Zıttı mânâları çağrıştıran kavramlar ise; tölerans, hoşgörü, sabır vb kavramlardır.
Tahammül edebilene aşk olsun!
Tahammülsüzlük tek başına ayakta durabilecek bir davranış şekli değildir. Mutlaka bir başka unsur tarafından desteklenmeli. Öyle ki bir süre sonra alışkanlık olacağından mâlum unsurla birlikte kök salar ve taşlaşır.
Bu destekleyici unsur; kibir, kıskançlık vb tanıdık duyguları orjinlidir ancak tahammülsüzlükle başka bir şekle bürünürler.
"Sana ayıracak zamanım yok.", "Vaktimi harcama işim var", "Seni niye dinleyeyim ki?", "Banane senin düşüncelerinden. ", "Yine başlama, bıktım artık.", "Sayıyla mı gönderiyorlar sizi bana?"... tarzında cümleler birer tahammülsüzlük belirtisidir.
Tahammülsüzsem ne olacak?
Tahammülsüzlük iletişimi baltalayan çok zararlı bir davranış şeklidir.

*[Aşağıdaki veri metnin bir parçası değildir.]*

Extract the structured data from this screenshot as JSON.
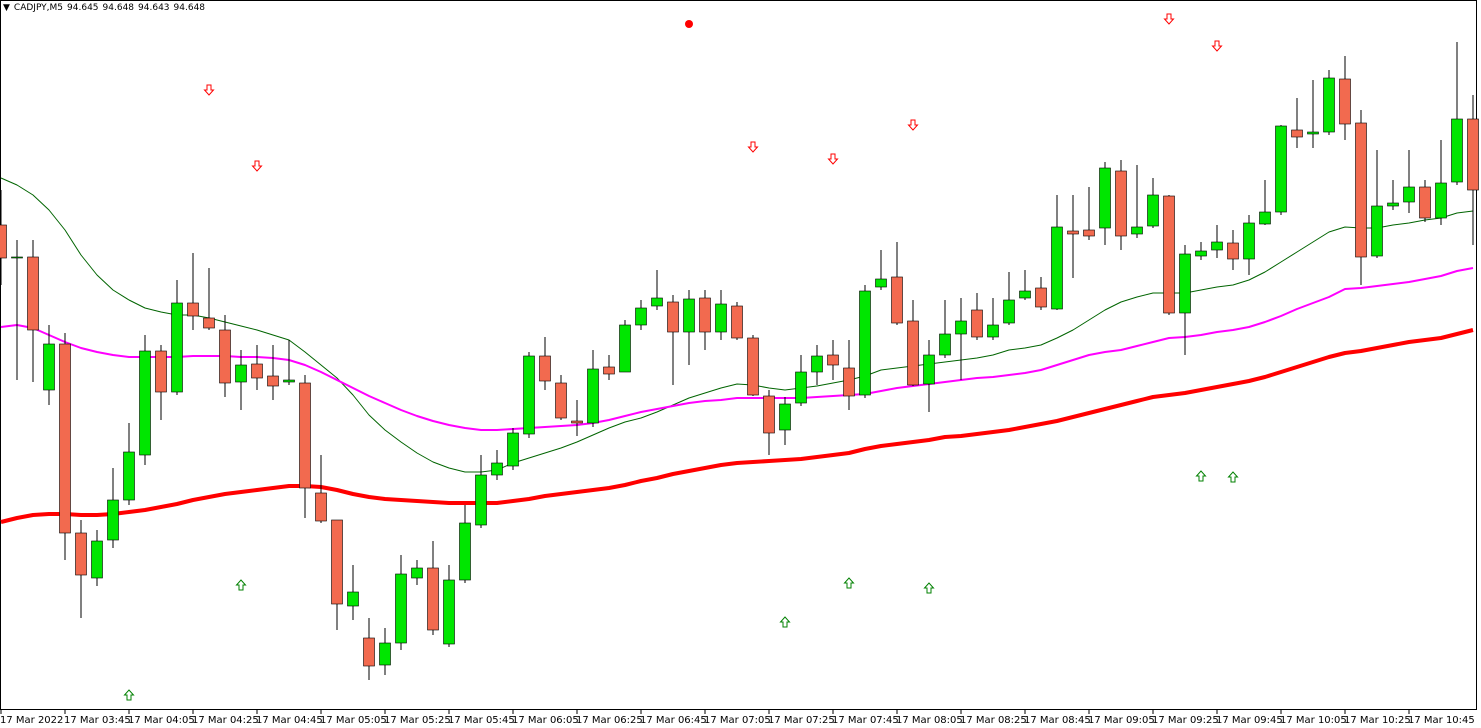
{
  "chart_data": {
    "type": "candlestick",
    "header": {
      "symbol": "CADJPY,M5",
      "values": [
        94.645,
        94.648,
        94.643,
        94.648
      ]
    },
    "categories": [
      "17 Mar 2022",
      null,
      null,
      null,
      "17 Mar 03:45",
      null,
      null,
      null,
      "17 Mar 04:05",
      null,
      null,
      null,
      "17 Mar 04:25",
      null,
      null,
      null,
      "17 Mar 04:45",
      null,
      null,
      null,
      "17 Mar 05:05",
      null,
      null,
      null,
      "17 Mar 05:25",
      null,
      null,
      null,
      "17 Mar 05:45",
      null,
      null,
      null,
      "17 Mar 06:05",
      null,
      null,
      null,
      "17 Mar 06:25",
      null,
      null,
      null,
      "17 Mar 06:45",
      null,
      null,
      null,
      "17 Mar 07:05",
      null,
      null,
      null,
      "17 Mar 07:25",
      null,
      null,
      null,
      "17 Mar 07:45",
      null,
      null,
      null,
      "17 Mar 08:05",
      null,
      null,
      null,
      "17 Mar 08:25",
      null,
      null,
      null,
      "17 Mar 08:45",
      null,
      null,
      null,
      "17 Mar 09:05",
      null,
      null,
      null,
      "17 Mar 09:25",
      null,
      null,
      null,
      "17 Mar 09:45",
      null,
      null,
      null,
      "17 Mar 10:05",
      null,
      null,
      null,
      "17 Mar 10:25",
      null,
      null,
      null,
      "17 Mar 10:45",
      null,
      null,
      null,
      null
    ],
    "open": [
      94.615,
      94.583,
      94.583,
      94.45,
      94.496,
      94.307,
      94.262,
      94.3,
      94.34,
      94.385,
      94.489,
      94.448,
      94.537,
      94.522,
      94.51,
      94.458,
      94.476,
      94.464,
      94.458,
      94.457,
      94.347,
      94.32,
      94.234,
      94.202,
      94.175,
      94.197,
      94.262,
      94.272,
      94.196,
      94.26,
      94.315,
      94.365,
      94.374,
      94.406,
      94.484,
      94.457,
      94.419,
      94.417,
      94.473,
      94.468,
      94.515,
      94.534,
      94.538,
      94.508,
      94.542,
      94.508,
      94.534,
      94.502,
      94.444,
      94.41,
      94.437,
      94.468,
      94.485,
      94.472,
      94.445,
      94.553,
      94.563,
      94.519,
      94.456,
      94.485,
      94.506,
      94.53,
      94.503,
      94.517,
      94.542,
      94.552,
      94.531,
      94.609,
      94.61,
      94.612,
      94.669,
      94.606,
      94.614,
      94.644,
      94.527,
      94.584,
      94.59,
      94.597,
      94.581,
      94.616,
      94.628,
      94.71,
      94.706,
      94.708,
      94.761,
      94.717,
      94.584,
      94.634,
      94.638,
      94.653,
      94.622,
      94.658,
      94.721
    ],
    "high": [
      94.65,
      94.6,
      94.6,
      94.515,
      94.507,
      94.32,
      94.31,
      94.372,
      94.417,
      94.505,
      94.495,
      94.56,
      94.587,
      94.572,
      94.525,
      94.49,
      94.495,
      94.495,
      94.5,
      94.465,
      94.385,
      94.32,
      94.275,
      94.222,
      94.212,
      94.285,
      94.28,
      94.299,
      94.275,
      94.335,
      94.385,
      94.39,
      94.412,
      94.488,
      94.503,
      94.465,
      94.44,
      94.49,
      94.485,
      94.52,
      94.54,
      94.57,
      94.545,
      94.55,
      94.55,
      94.55,
      94.538,
      94.505,
      94.45,
      94.443,
      94.485,
      94.495,
      94.5,
      94.5,
      94.555,
      94.59,
      94.598,
      94.54,
      94.5,
      94.54,
      94.542,
      94.547,
      94.542,
      94.568,
      94.57,
      94.563,
      94.645,
      94.645,
      94.653,
      94.678,
      94.68,
      94.675,
      94.662,
      94.645,
      94.595,
      94.598,
      94.615,
      94.61,
      94.625,
      94.66,
      94.715,
      94.742,
      94.76,
      94.77,
      94.784,
      94.73,
      94.69,
      94.66,
      94.69,
      94.66,
      94.7,
      94.798,
      94.745
    ],
    "low": [
      94.555,
      94.46,
      94.458,
      94.435,
      94.28,
      94.222,
      94.254,
      94.292,
      94.335,
      94.375,
      94.42,
      94.445,
      94.51,
      94.51,
      94.443,
      94.43,
      94.45,
      94.44,
      94.455,
      94.322,
      94.317,
      94.21,
      94.22,
      94.16,
      94.165,
      94.19,
      94.255,
      94.205,
      94.193,
      94.257,
      94.312,
      94.36,
      94.37,
      94.402,
      94.45,
      94.42,
      94.404,
      94.413,
      94.46,
      94.468,
      94.51,
      94.53,
      94.455,
      94.475,
      94.49,
      94.5,
      94.5,
      94.444,
      94.385,
      94.395,
      94.434,
      94.455,
      94.46,
      94.43,
      94.442,
      94.55,
      94.515,
      94.454,
      94.428,
      94.482,
      94.46,
      94.5,
      94.5,
      94.515,
      94.54,
      94.53,
      94.53,
      94.562,
      94.6,
      94.595,
      94.59,
      94.602,
      94.612,
      94.525,
      94.485,
      94.58,
      94.582,
      94.57,
      94.565,
      94.615,
      94.625,
      94.692,
      94.692,
      94.705,
      94.7,
      94.555,
      94.582,
      94.63,
      94.627,
      94.618,
      94.615,
      94.655,
      94.595
    ],
    "close": [
      94.582,
      94.583,
      94.51,
      94.496,
      94.307,
      94.265,
      94.299,
      94.34,
      94.388,
      94.489,
      94.448,
      94.537,
      94.524,
      94.512,
      94.457,
      94.475,
      94.462,
      94.454,
      94.46,
      94.352,
      94.319,
      94.236,
      94.248,
      94.174,
      94.197,
      94.266,
      94.272,
      94.21,
      94.26,
      94.317,
      94.365,
      94.377,
      94.407,
      94.484,
      94.459,
      94.422,
      94.417,
      94.471,
      94.466,
      94.515,
      94.532,
      94.542,
      94.508,
      94.541,
      94.508,
      94.536,
      94.502,
      94.445,
      94.407,
      94.436,
      94.468,
      94.484,
      94.475,
      94.444,
      94.549,
      94.561,
      94.517,
      94.455,
      94.485,
      94.506,
      94.519,
      94.503,
      94.515,
      94.54,
      94.549,
      94.533,
      94.613,
      94.606,
      94.604,
      94.672,
      94.604,
      94.613,
      94.645,
      94.527,
      94.586,
      94.589,
      94.598,
      94.581,
      94.617,
      94.628,
      94.714,
      94.703,
      94.708,
      94.762,
      94.716,
      94.583,
      94.634,
      94.637,
      94.653,
      94.622,
      94.657,
      94.721,
      94.65
    ],
    "up_color": "#00e600",
    "down_color": "#f26a4f",
    "ylim": [
      94.13,
      94.84
    ],
    "lines": [
      {
        "color": "#006400",
        "width": 1,
        "values": [
          94.662,
          94.655,
          94.645,
          94.63,
          94.61,
          94.585,
          94.565,
          94.55,
          94.54,
          94.532,
          94.528,
          94.525,
          94.525,
          94.522,
          94.518,
          94.514,
          94.51,
          94.505,
          94.5,
          94.488,
          94.475,
          94.462,
          94.445,
          94.425,
          94.41,
          94.398,
          94.387,
          94.378,
          94.372,
          94.368,
          94.368,
          94.37,
          94.377,
          94.382,
          94.387,
          94.392,
          94.398,
          94.405,
          94.412,
          94.418,
          94.422,
          94.428,
          94.435,
          94.442,
          94.447,
          94.452,
          94.456,
          94.455,
          94.452,
          94.45,
          94.452,
          94.454,
          94.457,
          94.46,
          94.464,
          94.47,
          94.472,
          94.474,
          94.476,
          94.478,
          94.48,
          94.482,
          94.485,
          94.49,
          94.492,
          94.495,
          94.502,
          94.51,
          94.52,
          94.53,
          94.538,
          94.543,
          94.547,
          94.547,
          94.547,
          94.55,
          94.553,
          94.555,
          94.56,
          94.568,
          94.578,
          94.588,
          94.598,
          94.608,
          94.613,
          94.612,
          94.612,
          94.615,
          94.617,
          94.62,
          94.622,
          94.627,
          94.629
        ]
      },
      {
        "color": "#ff00ff",
        "width": 2,
        "values": [
          94.513,
          94.515,
          94.512,
          94.505,
          94.498,
          94.492,
          94.488,
          94.485,
          94.483,
          94.483,
          94.483,
          94.483,
          94.484,
          94.484,
          94.484,
          94.483,
          94.483,
          94.482,
          94.48,
          94.475,
          94.468,
          94.46,
          94.452,
          94.444,
          94.437,
          94.43,
          94.424,
          94.419,
          94.415,
          94.412,
          94.41,
          94.41,
          94.411,
          94.412,
          94.413,
          94.414,
          94.415,
          94.417,
          94.42,
          94.424,
          94.428,
          94.431,
          94.434,
          94.437,
          94.439,
          94.44,
          94.442,
          94.442,
          94.442,
          94.442,
          94.442,
          94.443,
          94.444,
          94.445,
          94.446,
          94.449,
          94.452,
          94.454,
          94.456,
          94.458,
          94.46,
          94.462,
          94.463,
          94.465,
          94.467,
          94.47,
          94.475,
          94.48,
          94.485,
          94.488,
          94.49,
          94.494,
          94.498,
          94.502,
          94.503,
          94.505,
          94.508,
          94.51,
          94.513,
          94.518,
          94.524,
          94.531,
          94.537,
          94.543,
          94.551,
          94.552,
          94.554,
          94.556,
          94.558,
          94.561,
          94.564,
          94.569,
          94.572
        ]
      },
      {
        "color": "#ff0000",
        "width": 4,
        "values": [
          94.318,
          94.322,
          94.325,
          94.326,
          94.326,
          94.325,
          94.325,
          94.326,
          94.328,
          94.33,
          94.333,
          94.336,
          94.34,
          94.343,
          94.346,
          94.348,
          94.35,
          94.352,
          94.354,
          94.354,
          94.353,
          94.35,
          94.346,
          94.343,
          94.341,
          94.34,
          94.339,
          94.338,
          94.337,
          94.337,
          94.337,
          94.337,
          94.339,
          94.341,
          94.344,
          94.346,
          94.348,
          94.35,
          94.352,
          94.355,
          94.359,
          94.362,
          94.366,
          94.369,
          94.372,
          94.375,
          94.377,
          94.378,
          94.379,
          94.38,
          94.381,
          94.383,
          94.385,
          94.387,
          94.391,
          94.394,
          94.396,
          94.398,
          94.4,
          94.403,
          94.404,
          94.406,
          94.408,
          94.41,
          94.413,
          94.416,
          94.419,
          94.423,
          94.427,
          94.431,
          94.435,
          94.439,
          94.443,
          94.445,
          94.447,
          94.45,
          94.453,
          94.456,
          94.459,
          94.463,
          94.468,
          94.473,
          94.478,
          94.483,
          94.487,
          94.489,
          94.492,
          94.495,
          94.498,
          94.5,
          94.502,
          94.506,
          94.51
        ]
      }
    ],
    "down_arrows": {
      "color": "#ff0000",
      "x": [
        13,
        16,
        47,
        52,
        57,
        73,
        76
      ],
      "y": [
        94.75,
        94.674,
        94.693,
        94.681,
        94.715,
        94.821,
        94.794
      ]
    },
    "up_arrows": {
      "color": "#008000",
      "x": [
        8,
        15,
        49,
        53,
        58,
        75,
        77
      ],
      "y": [
        94.145,
        94.255,
        94.218,
        94.257,
        94.252,
        94.364,
        94.363
      ]
    },
    "dot": {
      "color": "#ff0000",
      "x": 43,
      "y": 94.816
    }
  }
}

Bazen daha iletişimin başında bütün köprüleri yakar, tek laf ettirmez. Ezcümle insanlar arası iletişimi kopartır.
Sosyal medya tahammülsüzlüğü
İletişim tüm canlıların birbirleri arasında oldukça önemli bir yer tutar. Öyle ki iletişimin kolaylaşması ve artması için insanlar yüzyıllardır yol yöntem arayışına girişmiştir. Günümüzde de teknolojinin gelişiminde bu amaca hizmet eden adımlar atılmaktadır, ileride de atılacaktır.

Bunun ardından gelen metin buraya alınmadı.